Capto o instante, num olhar
reflexo de nuvem, nos olhos da Deusa que nos acorda dentro do sonho e nos
conduz ao país em que a realidade e nosso verdadeiro Eu se unificam.
Mas o mistério está muito para
lá do instante, pois perdura nos meus ouvidos e não estou a ouvir apenas a
música de Mozart, mas a música do chilrear de todas as aves da alvorada. Neste país sem fronteiras, o
meu entendimento maravilhado satisfaz-se com o simples enunciado dum gesto. Perdura o instante que sempre
existiu, desde todo o tempo que existe humanidade.

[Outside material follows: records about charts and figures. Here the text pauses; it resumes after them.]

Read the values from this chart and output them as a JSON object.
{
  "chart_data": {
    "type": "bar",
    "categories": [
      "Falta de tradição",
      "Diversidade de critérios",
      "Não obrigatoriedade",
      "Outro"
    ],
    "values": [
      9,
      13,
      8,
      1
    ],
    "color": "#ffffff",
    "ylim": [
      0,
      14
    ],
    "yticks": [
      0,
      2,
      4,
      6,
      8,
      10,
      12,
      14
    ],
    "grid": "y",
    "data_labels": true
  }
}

O coração reaprende a bater o
ritmo, em perfeita sincronia com o suave tanger de uma harpa.
Ofegante corria
como um louco, até ao portal da casa. Teve de parar, a respiração faltava-lhe.
Foi nesse preciso momento que a porta da datcha se abriu e apareceu Nadja, resplandecente
na glória os seus dezassete anos. Vestia uma camisa de cores variadas, saia
castanha e tinha o cabelo mal apanhado num carrapito, caíam-lhe madeixas pelos
ombros. Seu cabelo loiro acobreado enquadrava um rosto muito oval, com lábios
desenhando um sorriso discreto, a maior parte do tempo, quando escutava aquele
estroina: Inclinava ligeiramente a cabeça, como que para melhor adivinhar o que
ia sair dessa cabeça oca e seus olhos cintilavam ou tornavam-se nevoentos,
consoante o seu estado de alma. Como se toda a expressão do rosto se
concentrasse nos olhos.
Não havia nada
de especial naquele relacionamento. Ou melhor, tudo era especial. O jovem e a
jovem tinham um pacto não dito de total entrega espiritual e total castidade
corporal. Como é isso possível em jovens saudáveis e sem preconceitos?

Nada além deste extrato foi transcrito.